Ich stieg von meinem Bett herunter, setzte mich auf die Bettkante seines Bettes, gab ihm die Hand und stellte mich vor:

»Ich heiße übrigens Gerard.«

»Hey, ich Giuliano.«

Nach langer Zeit der Zurückgezogenheit ist es doch gut, jemanden zu haben mit dem man Quatschen kann. Bisher habe ich mich in meiner Zelle alleine ganz gut gefühlt. Aber selbstverständlich hatte ich auch mal Phasen, in denen man jemanden zum Reden brauchte, nicht die streitsüchtigen Gespräche beim Hofgang, die sich nur mit ihren Heldentaten beweihräuchern. Nein tiefsinnige, ausgelassene, ebenso nachdenkliche und auch mal alberne Gespräche zu führen, das war mein Wille.

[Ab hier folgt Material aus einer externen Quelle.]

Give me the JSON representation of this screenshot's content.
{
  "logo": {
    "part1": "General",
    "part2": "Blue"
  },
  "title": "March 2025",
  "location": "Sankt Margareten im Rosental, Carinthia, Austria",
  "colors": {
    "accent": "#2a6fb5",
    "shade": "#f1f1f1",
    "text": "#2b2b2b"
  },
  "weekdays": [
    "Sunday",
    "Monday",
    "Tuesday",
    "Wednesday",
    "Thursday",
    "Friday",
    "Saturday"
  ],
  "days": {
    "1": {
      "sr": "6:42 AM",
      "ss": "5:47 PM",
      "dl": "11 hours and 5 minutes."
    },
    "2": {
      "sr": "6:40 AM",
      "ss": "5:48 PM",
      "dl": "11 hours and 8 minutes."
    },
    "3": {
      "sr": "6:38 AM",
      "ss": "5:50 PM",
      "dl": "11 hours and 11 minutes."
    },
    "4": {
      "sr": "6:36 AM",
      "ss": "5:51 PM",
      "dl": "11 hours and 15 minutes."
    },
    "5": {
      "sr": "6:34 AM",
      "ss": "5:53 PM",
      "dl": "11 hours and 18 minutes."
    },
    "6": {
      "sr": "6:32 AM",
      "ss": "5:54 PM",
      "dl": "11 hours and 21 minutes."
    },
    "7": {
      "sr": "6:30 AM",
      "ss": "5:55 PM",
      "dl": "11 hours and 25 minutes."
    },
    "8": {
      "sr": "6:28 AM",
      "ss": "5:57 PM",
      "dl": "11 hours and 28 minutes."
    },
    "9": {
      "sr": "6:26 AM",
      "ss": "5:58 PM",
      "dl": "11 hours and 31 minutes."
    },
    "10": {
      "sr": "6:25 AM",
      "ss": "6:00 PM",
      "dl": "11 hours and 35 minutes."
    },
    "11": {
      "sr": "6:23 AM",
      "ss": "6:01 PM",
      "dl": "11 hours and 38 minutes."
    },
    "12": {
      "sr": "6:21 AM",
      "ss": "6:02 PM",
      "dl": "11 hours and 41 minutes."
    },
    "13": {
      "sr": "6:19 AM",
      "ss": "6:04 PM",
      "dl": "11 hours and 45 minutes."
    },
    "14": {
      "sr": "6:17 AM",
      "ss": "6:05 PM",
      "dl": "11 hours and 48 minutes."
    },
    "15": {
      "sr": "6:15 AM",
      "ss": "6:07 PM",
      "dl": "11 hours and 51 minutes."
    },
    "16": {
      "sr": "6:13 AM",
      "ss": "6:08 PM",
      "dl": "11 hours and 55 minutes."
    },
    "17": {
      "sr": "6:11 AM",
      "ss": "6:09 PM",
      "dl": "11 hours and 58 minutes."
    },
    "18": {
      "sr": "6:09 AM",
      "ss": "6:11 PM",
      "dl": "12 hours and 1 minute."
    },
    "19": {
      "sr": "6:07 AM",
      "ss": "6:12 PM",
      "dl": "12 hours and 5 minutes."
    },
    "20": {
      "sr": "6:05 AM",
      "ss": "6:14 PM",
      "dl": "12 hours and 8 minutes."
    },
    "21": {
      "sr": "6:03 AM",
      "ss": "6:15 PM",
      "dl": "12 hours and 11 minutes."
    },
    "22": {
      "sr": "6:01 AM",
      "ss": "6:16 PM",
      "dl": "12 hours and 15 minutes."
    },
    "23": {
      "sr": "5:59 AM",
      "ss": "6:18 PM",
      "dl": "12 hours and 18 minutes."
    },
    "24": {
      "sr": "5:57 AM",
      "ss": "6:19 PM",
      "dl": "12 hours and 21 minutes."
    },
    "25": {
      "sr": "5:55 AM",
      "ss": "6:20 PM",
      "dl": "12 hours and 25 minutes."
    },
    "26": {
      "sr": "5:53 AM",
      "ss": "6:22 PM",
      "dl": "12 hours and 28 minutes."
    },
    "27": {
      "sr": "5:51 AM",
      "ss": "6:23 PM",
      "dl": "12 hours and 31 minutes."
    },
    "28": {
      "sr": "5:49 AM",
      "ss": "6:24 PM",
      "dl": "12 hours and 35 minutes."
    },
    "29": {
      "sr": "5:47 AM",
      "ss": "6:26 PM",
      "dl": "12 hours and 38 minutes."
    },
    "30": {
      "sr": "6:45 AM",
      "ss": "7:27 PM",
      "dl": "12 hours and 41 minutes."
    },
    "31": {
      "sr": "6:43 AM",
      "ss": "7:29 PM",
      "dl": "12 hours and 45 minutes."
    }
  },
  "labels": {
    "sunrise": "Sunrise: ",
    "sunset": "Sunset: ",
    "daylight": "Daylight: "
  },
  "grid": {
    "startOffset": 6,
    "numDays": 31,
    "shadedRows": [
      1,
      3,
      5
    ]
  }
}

»Wie lange hast du noch«, fragte ich.

»Dreieinhalb Jahre.«

»Weswegen?«

»Raub und Körperverletzung. Und du?«

»Vier Jahre, zwei Monate und sechszehn Tage noch.«

»Und weswegen du?«

»Wegen eines Vermögensdeliktes.«

»Wieso, hast du einer alten Oma die Handtasche geklaut?«

»Nicht direkt. Ich habe die Versicherung beschissen.«

»Hä, hä, das macht doch jeder. Der eine macht sein Fernseher kaputt, der andere wirft sein Handy ins Klo. Manche schneiden sich sogar Finger ab oder inszenieren Autounfälle. Aber dafür kommt man doch nicht für Jahre in den Knast.«

»Naja, da der Betrug nicht an einer einzelnen Person vollzogen wurde, sondern indirekt an der ganzen Solidargemeinschaft, ging der Staatsanwalt davon aus, dass sie es bei mir mit einer höchst gefährlichen Person zu tun hätten. Ich wäre betörend, wäre eine Gefahr für die Allgemeinheit und gehöre unter Aufsicht einer Justizvollzugsanstalt. Damit verkündigte er eine Freiheitsstrafe von acht Jahren und sechs Monaten an. Nur mein trauriger, reuender Dackelblick stimmte den Richter für ein etwas milderndes Urteil und reduzierte die Haftstrafe auf fünf Jahre.«

»Ja aber trotzdem, fünf Jahre?«

»Nun, laut Staatsanwalt soll ich in mindestens hundert Fällen die Versicherungen in betrügerischer Absicht um immerhin ein bis zwei, wenn nicht sogar drei Millionen Euro geschädigt haben.«

»Wow,« erstaunte es Giuliano.

»Und wo ist die Kohle?«

»Weg!«

»Wie weg?«

»Naja es hat sich alles etwas anders zugetragen.«

»Konntest dich wohl selber nicht beweisen, was für ein toller Kerl du warst, oder was?«

»Was willst du damit sagen?«

»Naja, ich hab mal einen Mann gekannt, der war vierzig Jahre lang ein guter Ehemann, ein guter Vater und ein braver Bürger. Aber eines Tages, anstatt ins Büro zu gehen, kaufte er sich eine automatische Pistole, stellte sich an die nächste Straßenecke und ballerte auf einmal drauf los. Er hatte drei Leute erschossen. Alle behaupteten er wäre plötzlich durchgedreht, aber das stimmte gar nicht. Er hatte nur seine innere Berufung entdeckt. Er war ein Killer von Natur aus. Das könnte mir ebenso passieren, genauso wie dir.«

»Nein, es war bestimmt nicht meine Berufung, die mich dazu trieb, eher die Gier.«

»Die Gier?«

»Ja die Gier!«

Ich hatte jemanden gefunden, der mir zuhörte, der Interesse für meinen Werdegang zeigte, möglicherweise sogar versucht meine Emotion und Motive zu verstehen. Ob es nun seine Neugier war oder die Entdeckung eines neuen Terrains, auf dem er sich begeben könnte, ich weiß es nicht. Zumindest war er ein Mensch, der selektiv alles wahrnahm, der das Gehörte auffasste und begriff und dazu tendierte, es zu bewerten. Ein Mensch, der zuhören kann, hat Seltenheitswert. Manchmal ist es wichtig jemanden zu haben der zuhört, wichtiger als ein Stück Brot.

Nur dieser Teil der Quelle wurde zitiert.